May 26, 2026

Download drama, now with fax flashbacks

Show HN: Rapel – chunked resumable downloads in unstable networks

This download fixer sparked nostalgia, nitpicks, and one savage BitTorrent joke

TLDR: Rapel is a new app that saves interrupted downloads and resumes them later, aimed at people with unreliable internet. Commenters loved the practical idea and the old-school nostalgia, but also roasted the code, questioned edge cases, and joked it’s basically BitTorrent with commitment issues.

A new tool called Rapel promises something gloriously simple: if your internet flakes out mid-download, it can pick up where it left off instead of making you start all over again. It splits big files into pieces, keeps track of progress, and can even run little follow-up actions after each piece finishes.

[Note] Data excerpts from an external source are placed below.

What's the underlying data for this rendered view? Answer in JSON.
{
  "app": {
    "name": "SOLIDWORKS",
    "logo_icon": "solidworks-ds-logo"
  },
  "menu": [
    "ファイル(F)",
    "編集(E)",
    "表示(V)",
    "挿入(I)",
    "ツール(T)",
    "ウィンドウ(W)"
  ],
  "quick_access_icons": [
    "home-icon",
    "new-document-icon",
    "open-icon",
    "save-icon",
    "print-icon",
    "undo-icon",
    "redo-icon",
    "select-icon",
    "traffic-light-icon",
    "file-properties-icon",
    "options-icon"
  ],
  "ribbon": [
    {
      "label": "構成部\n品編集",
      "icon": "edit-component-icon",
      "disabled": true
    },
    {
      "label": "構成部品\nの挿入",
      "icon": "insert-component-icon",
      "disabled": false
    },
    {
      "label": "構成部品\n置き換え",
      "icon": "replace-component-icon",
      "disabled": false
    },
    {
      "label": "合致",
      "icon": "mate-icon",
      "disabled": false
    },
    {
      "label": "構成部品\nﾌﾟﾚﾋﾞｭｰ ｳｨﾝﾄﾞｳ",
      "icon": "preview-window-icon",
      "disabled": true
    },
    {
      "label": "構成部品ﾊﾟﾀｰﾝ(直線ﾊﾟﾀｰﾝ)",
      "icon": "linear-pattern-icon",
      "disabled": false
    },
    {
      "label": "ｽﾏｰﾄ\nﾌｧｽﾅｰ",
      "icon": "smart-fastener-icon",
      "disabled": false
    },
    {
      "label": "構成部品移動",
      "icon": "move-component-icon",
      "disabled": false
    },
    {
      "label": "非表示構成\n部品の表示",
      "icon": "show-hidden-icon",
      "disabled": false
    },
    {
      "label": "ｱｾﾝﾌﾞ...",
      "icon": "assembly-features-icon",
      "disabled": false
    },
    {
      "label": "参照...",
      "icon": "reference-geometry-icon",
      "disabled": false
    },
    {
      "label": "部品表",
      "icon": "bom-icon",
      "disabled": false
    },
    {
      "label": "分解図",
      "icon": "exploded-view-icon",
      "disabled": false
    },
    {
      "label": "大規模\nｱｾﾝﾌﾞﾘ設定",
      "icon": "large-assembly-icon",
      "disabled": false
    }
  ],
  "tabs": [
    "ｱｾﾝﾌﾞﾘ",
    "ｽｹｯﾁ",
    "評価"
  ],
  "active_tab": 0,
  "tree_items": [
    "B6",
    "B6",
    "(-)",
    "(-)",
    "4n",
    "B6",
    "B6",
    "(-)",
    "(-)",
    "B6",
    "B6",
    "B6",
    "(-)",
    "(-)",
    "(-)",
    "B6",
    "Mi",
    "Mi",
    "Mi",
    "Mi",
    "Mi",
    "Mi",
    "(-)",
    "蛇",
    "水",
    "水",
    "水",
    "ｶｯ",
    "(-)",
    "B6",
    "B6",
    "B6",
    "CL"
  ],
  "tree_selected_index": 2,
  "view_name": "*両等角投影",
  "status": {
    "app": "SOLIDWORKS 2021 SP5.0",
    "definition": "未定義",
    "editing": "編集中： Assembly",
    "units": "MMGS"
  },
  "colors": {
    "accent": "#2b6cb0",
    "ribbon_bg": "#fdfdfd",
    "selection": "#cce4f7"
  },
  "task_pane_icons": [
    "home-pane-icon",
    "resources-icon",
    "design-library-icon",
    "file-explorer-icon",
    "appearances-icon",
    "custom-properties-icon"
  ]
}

On paper, that sounds practical. In the comments, though, it turned into a full-blown mix of nostalgia, code review energy, and drive-by comedy.

The warmest reaction came from people who immediately saw real-world uses, especially the feature that lets you trigger an action after each chunk finishes. One commenter was already imagining cloud backups and custom workflows, but also tossed in the classic serious question: what happens if the file changes halfway through? That set the tone—people liked the idea, but they wanted proof it could survive real-life chaos.

Then came the emotional left turn. One user compared it to GetRight, the old-school download manager that rescued files during the dial-up era, complete with a vivid family-fax-interrupting-the-internet story. Suddenly this wasn’t just a utility; it was a throwback to the bad old days when one phone call could destroy your evening.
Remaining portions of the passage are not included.